I’m in CA, so…. I am not a high roller by any stretch, so the SALT limitation did not reach me. My mortgage interest came nowhere close to the ceiling. I did file long-form to take those deductions, on top of the new, improved standard deduction. And the long form was necessary because CA piggy-backs on the federal return so my CPA still needed to cover all those bases for the state. I got a fed refund in low 4-figures, but about 30% went back out to the state, which had increased its rates.

Most people gauge how much income tax they pay on the size of their refund. They have no idea what the figure is down the column where it says “total tax owed”. That is where the rubber meets the road. Ask people about this, they will come up with something like “I don’t pay any tax, I get money back”.
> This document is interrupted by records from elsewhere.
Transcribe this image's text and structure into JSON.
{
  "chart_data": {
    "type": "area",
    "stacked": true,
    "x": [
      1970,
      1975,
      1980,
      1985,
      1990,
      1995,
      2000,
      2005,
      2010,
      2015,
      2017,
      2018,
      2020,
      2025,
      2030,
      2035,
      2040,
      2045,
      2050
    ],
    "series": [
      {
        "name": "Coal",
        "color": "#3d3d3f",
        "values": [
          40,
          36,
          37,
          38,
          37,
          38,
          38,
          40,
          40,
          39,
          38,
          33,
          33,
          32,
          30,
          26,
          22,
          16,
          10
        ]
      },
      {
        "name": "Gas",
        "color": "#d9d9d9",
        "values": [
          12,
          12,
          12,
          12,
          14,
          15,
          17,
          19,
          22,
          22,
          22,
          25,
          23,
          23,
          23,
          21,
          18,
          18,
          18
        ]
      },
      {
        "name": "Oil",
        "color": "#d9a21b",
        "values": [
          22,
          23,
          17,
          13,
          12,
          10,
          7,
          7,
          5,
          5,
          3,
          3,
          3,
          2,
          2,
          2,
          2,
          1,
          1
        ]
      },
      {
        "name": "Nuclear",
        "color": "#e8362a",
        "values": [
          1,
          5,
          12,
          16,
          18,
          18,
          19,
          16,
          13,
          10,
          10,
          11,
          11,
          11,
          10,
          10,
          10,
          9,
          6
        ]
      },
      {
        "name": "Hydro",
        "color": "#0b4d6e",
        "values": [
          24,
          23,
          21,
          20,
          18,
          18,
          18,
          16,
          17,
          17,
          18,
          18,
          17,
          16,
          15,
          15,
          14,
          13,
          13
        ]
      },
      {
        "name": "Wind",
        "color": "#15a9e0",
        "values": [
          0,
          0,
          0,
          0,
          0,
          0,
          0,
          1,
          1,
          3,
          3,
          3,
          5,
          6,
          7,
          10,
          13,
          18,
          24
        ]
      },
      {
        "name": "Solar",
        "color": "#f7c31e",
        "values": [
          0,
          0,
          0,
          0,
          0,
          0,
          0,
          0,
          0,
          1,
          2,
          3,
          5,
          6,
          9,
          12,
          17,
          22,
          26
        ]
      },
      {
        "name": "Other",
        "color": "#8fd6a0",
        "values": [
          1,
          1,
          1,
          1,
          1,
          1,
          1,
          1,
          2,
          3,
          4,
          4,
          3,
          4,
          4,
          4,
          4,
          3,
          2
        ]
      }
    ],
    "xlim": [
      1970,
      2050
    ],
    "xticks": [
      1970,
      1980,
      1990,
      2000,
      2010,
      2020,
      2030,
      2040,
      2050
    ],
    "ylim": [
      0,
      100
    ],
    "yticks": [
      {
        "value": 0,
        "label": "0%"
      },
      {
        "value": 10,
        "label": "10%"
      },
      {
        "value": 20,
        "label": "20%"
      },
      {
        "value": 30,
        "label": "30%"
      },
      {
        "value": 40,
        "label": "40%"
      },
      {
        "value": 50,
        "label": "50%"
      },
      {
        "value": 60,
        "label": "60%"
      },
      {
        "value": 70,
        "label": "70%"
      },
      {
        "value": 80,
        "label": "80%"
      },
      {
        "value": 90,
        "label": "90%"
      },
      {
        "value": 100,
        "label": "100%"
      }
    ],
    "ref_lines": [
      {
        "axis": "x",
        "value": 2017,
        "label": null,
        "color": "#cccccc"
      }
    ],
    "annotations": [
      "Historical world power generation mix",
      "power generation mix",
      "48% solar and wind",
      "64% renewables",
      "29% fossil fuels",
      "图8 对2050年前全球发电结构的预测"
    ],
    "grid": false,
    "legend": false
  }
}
    healthguyfsu in reply to amatuerwrangler. | April 15, 2019 at 1:40 pm

    I can somewhat relate with the every day people (not the news vultures who should do better).

    I was being lazy.

    Here’s our actual very middle class data (we are still relatively young)

    Effective Income Tax rate: 12.9%

    Taxable Income increase from 2016: 3799
    Effective Income Tax rate: 14.7%
    Income Tax INCREASE from 2016: 875

    Taxable Income increase from 2017: 5504
    Effective Income Tax rate: 12.8%
    Raw Income Tax SAVINGS from 2017: 861
    Raw Income Tax INCREASE from 2016: 14

    My taxes went back down below 2016 levels (in terms of rate) despite making over 8k more in 2018!

I got a tax cut but I still have to pay. 🙁 Been avoiding hitting send on my return all day. Guess I should just get it over with, eh?

If you’re a two-income professional couple in a state with high income and real estate taxes you’re going to pay more. Taking away the AMT did little to help me out, since I lost close to half of my previously claimed deductions. And I think it’s a little disingenuous to say the Child Care Credit makes up for it, since it’s older taxpayers who are getting hit by this. I agree with the poster who said this is just what the left wanted all along, but they can’t admit it was Trump who gave it to them.

“…which means everyone pays federal taxes.”

No. Having just sent a check I think I’m paying for about ten of them.


I’m looking at the effective tax rates year over year. I’ve been averaging 18%+ for the past five years. This year was 14.5% on a modest decrease in income. I’m a little miffed that my charitable contributions and blue state taxes no longer “count” towards my deductions, but I’ve netted less taxes at the Federal level. And a modest refund.

Mine wasn’t much one way or the other. But I paid off my mortgage, and do not itemize anymore. The increase in standard deduction offset the loss of personal exemptions… so I came out pretty close to even.

My taxes went up about $1500, primarily because the loss of the personal exemption wasn’t offset by anything and the increase in the standard deduction was of no benefit.

We didn’t get a tax cut, but we weren’t expecting one either as our children are grown (with 1 gone and 1 still in school, paying her own way as she goes!) and the house has been paid off as well.

What I’m waiting for is the eventual destruction of ALL DEDUCTIONS and eventually a Flat Tax. While the Socialists won’t have any of that, we will get to a point where they can’t stop it. Of course, if Steve Forbes had been elected instead of “W….” Maybe in my lifetime.